Featured Story

Shelter Island Reporter editorial: The human factor

The use of illegal drugs is a complicated subject, touching on several aspects of society. There’s the legal system, involving the police, the courts and the prison system. There’s the medical factor of addiction, and hospitals and treatment centers, and the debate on how best to treat those caught in cycles of dependency.

There’s the educational component, on how strategies are developed by the government, the schools and the media on how to produce clear, truthful information on what drugs are and what they do.

This newspaper and our sister papers, The Suffolk Times and the Riverhead News-Review have reported extensively on the crisis of opioid overdoses and will continue to do so.

Often overlooked is, perhaps, the most important part of this structure — the human element. When word comes of overdose deaths, as it has recently to our communities on the East End, it’s easy to overlook those who have died — if we don’t know the individuals.

But worse than overlooking them and not realizing they were part of our community, is to stereotype them, placing them in a category and ignoring the fact that they were very much like us. We have tried to make this real in our story about one of us, an Islander whose family, friends and employer loved, respected, and relied on.

The stereotyping becomes absurd when looking at addiction as an illness, since illness doesn’t spare anyone. Alcohol and drug dependency exists in every community, every economic class, every race and ethnic group.

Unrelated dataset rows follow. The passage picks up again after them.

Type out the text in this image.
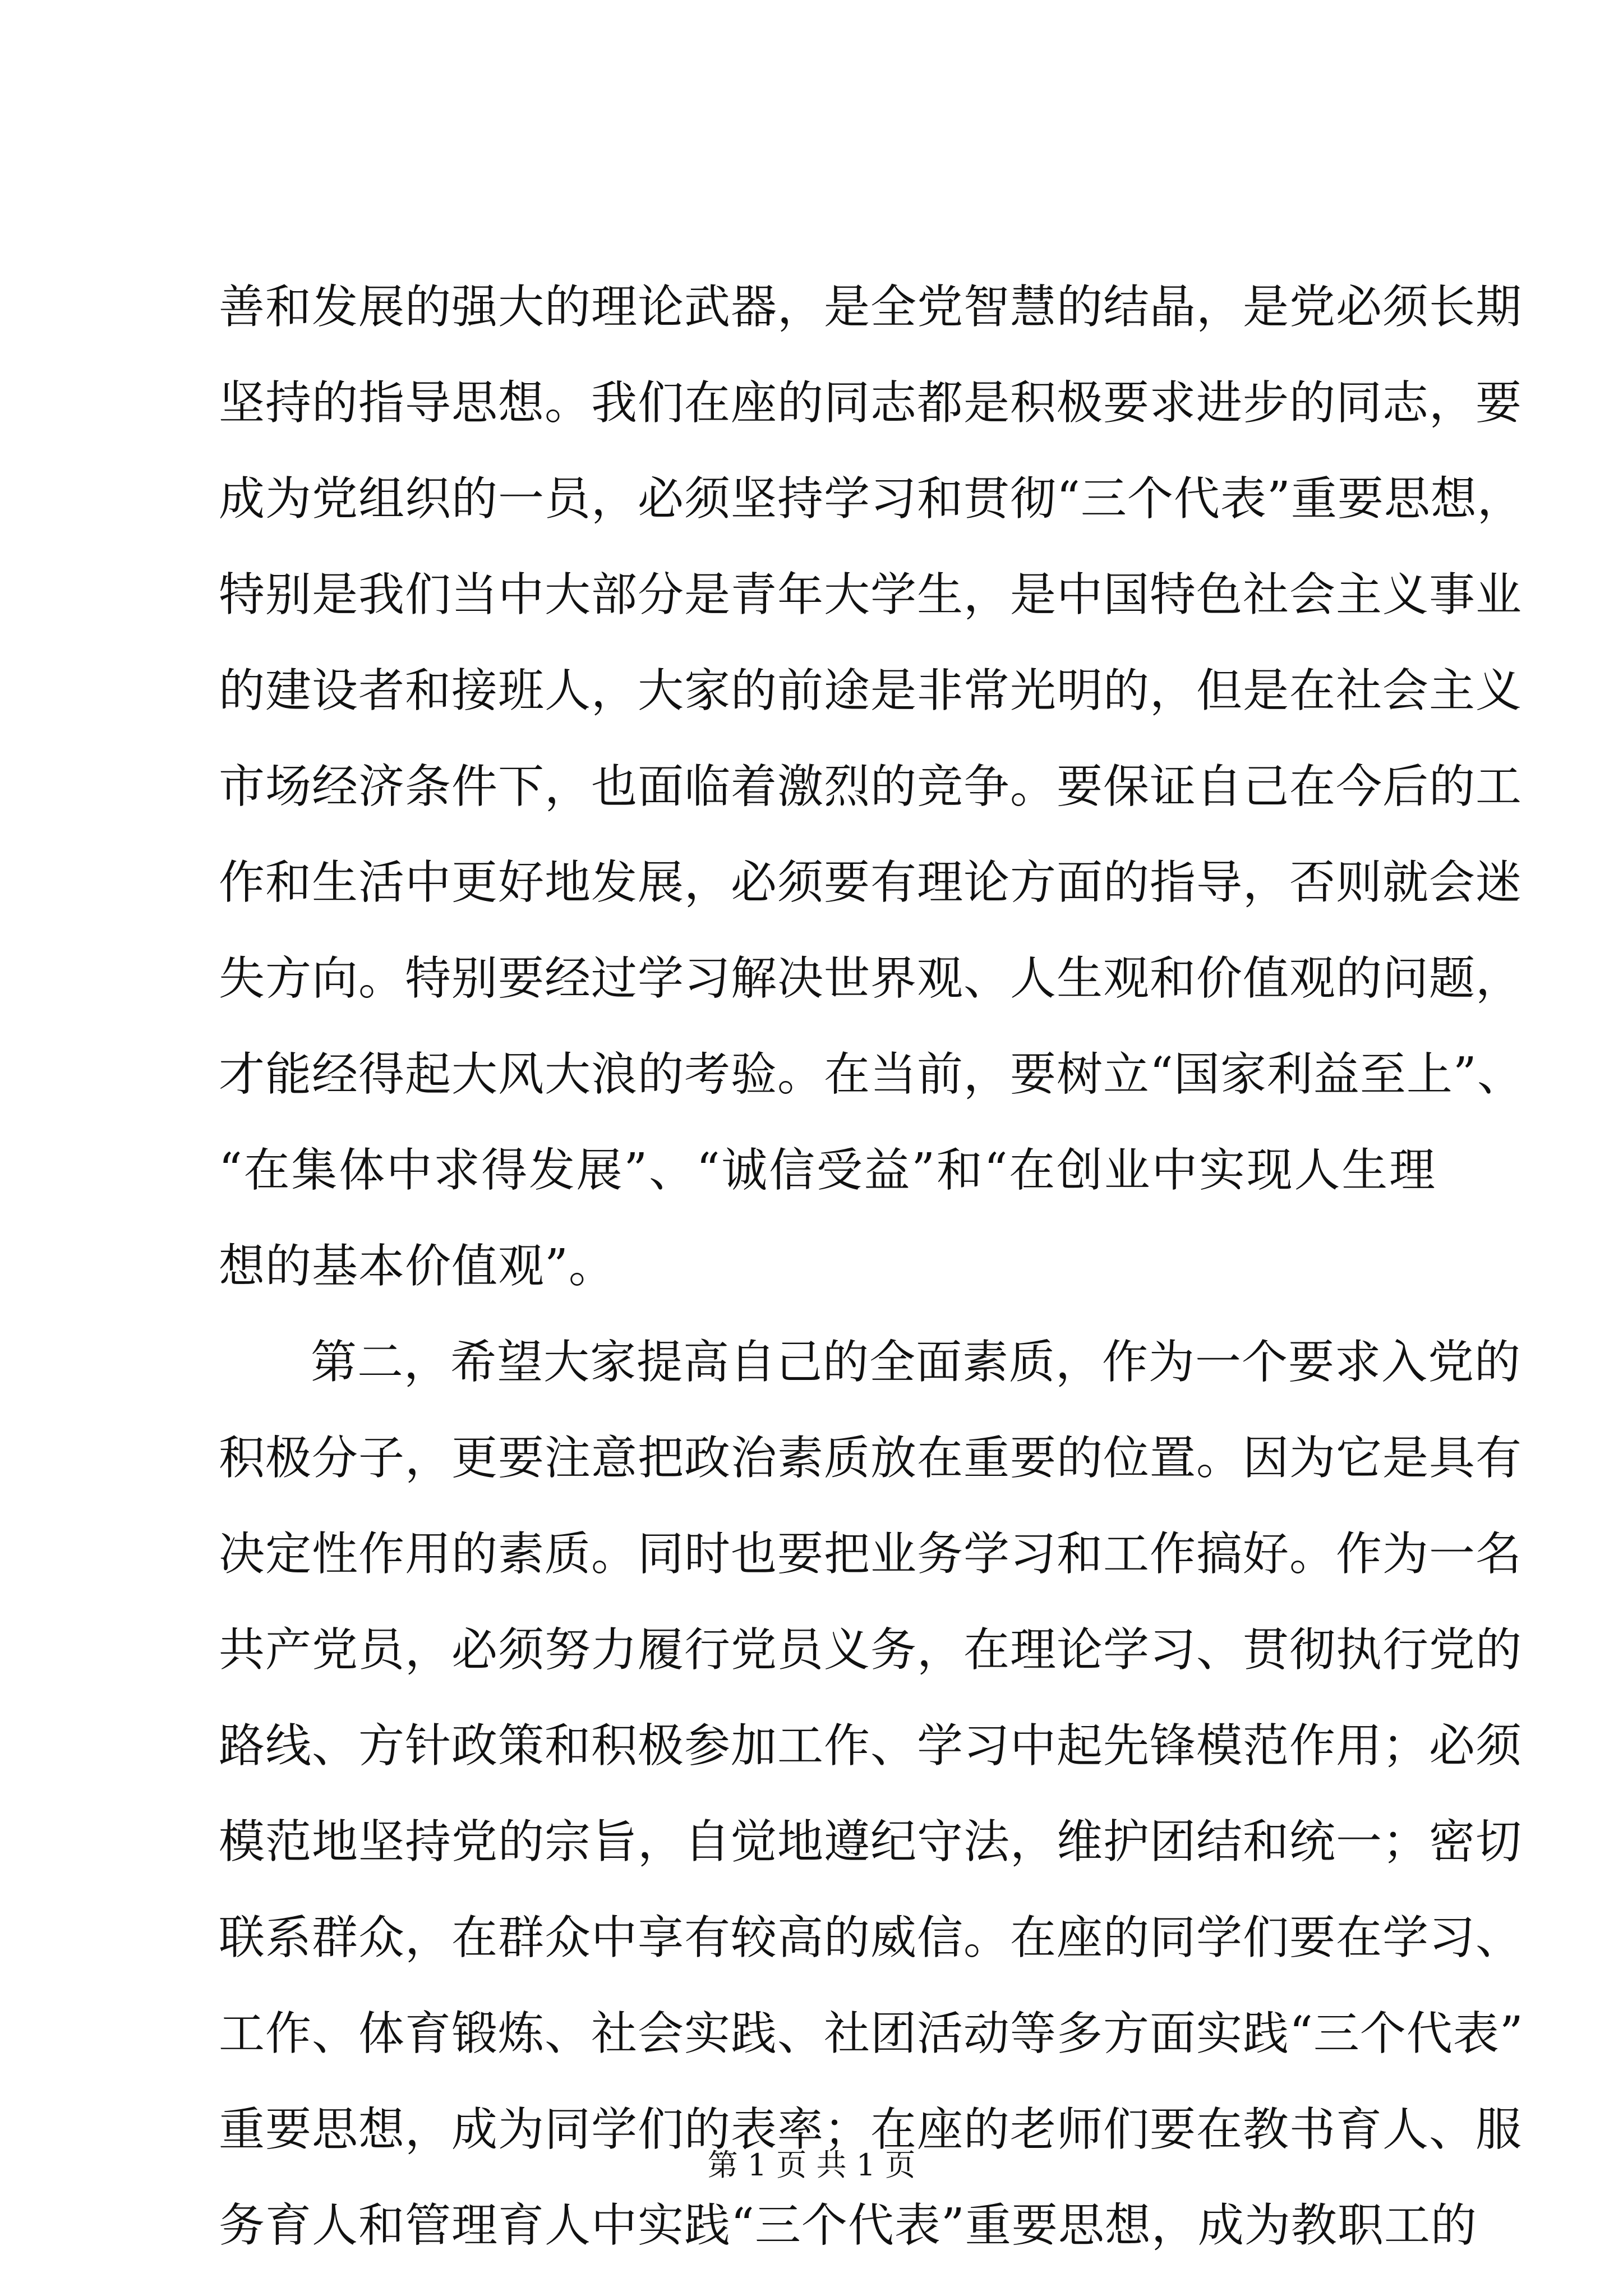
善和发展的强大的理论武器，是全党智慧的结晶，是党必须长期
坚持的指导思想。我们在座的同志都是积极要求进步的同志，要
成为党组织的一员，必须坚持学习和贯彻“三个代表”重要思想，
特别是我们当中大部分是青年大学生，是中国特色社会主义事业
的建设者和接班人，大家的前途是非常光明的，但是在社会主义
市场经济条件下，也面临着激烈的竞争。要保证自己在今后的工
作和生活中更好地发展，必须要有理论方面的指导，否则就会迷
失方向。特别要经过学习解决世界观、人生观和价值观的问题，
才能经得起大风大浪的考验。在当前，要树立“国家利益至上”、
“在集体中求得发展”、“诚信受益”和“在创业中实现人生理
想的基本价值观”。
第二，希望大家提高自己的全面素质，作为一个要求入党的
积极分子，更要注意把政治素质放在重要的位置。因为它是具有
决定性作用的素质。同时也要把业务学习和工作搞好。作为一名
共产党员，必须努力履行党员义务，在理论学习、贯彻执行党的
路线、方针政策和积极参加工作、学习中起先锋模范作用；必须
模范地坚持党的宗旨，自觉地遵纪守法，维护团结和统一；密切
联系群众，在群众中享有较高的威信。在座的同学们要在学习、
工作、体育锻炼、社会实践、社团活动等多方面实践“三个代表”
重要思想，成为同学们的表率；在座的老师们要在教书育人、服
务育人和管理育人中实践“三个代表”重要思想，成为教职工的
第 1 页 共 1 页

These days — maybe always? — it’s rare to find a family who has not been affected by a loved one who is dependent on alcohol or drugs.

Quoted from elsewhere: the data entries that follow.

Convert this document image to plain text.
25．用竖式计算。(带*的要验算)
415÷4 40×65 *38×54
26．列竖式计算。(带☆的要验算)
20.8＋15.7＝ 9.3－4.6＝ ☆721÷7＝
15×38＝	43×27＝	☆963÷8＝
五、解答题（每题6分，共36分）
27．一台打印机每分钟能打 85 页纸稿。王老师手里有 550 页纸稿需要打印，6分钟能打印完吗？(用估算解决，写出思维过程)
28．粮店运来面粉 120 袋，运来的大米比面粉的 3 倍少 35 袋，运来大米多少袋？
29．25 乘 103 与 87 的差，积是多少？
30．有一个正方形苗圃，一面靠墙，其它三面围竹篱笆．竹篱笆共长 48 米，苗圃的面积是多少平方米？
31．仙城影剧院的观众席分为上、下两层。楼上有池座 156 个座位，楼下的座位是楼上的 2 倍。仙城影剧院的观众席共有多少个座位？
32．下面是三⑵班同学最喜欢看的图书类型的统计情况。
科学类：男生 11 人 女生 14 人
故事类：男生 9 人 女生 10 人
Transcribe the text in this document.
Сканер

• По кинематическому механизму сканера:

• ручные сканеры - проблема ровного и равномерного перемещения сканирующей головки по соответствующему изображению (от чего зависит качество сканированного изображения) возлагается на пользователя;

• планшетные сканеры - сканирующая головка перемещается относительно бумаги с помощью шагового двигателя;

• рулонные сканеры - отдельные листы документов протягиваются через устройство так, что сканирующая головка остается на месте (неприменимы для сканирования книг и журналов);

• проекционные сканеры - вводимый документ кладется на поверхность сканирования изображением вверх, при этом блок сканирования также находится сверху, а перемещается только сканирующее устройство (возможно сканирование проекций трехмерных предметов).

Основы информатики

The crisis is not limited to where we live, but is everywhere in the U.S. According to the U.S. Centers for Disease Control and Prevention, drug overdose deaths rose nearly 30% in the United States in 2020 compared to the year before. In 2020, the CDC reports, 93,000 people died from “synthetic opioids (primarily fentanyl) and psychostimulants such as methamphetamine … Cocaine deaths also increased in 2020, as did deaths from natural and semi-synthetic opioids …”

There is work to be done on the levels of society — law enforcement, the court system, public health strategies, the media, government and education — to battle the forces that have ruined so many lives and brought sorrow and grief to too many families.

A good start in that work is to see those caught in cycles of dependency, and those who have lost their lives, as real, whole human beings, who have loved and been loved.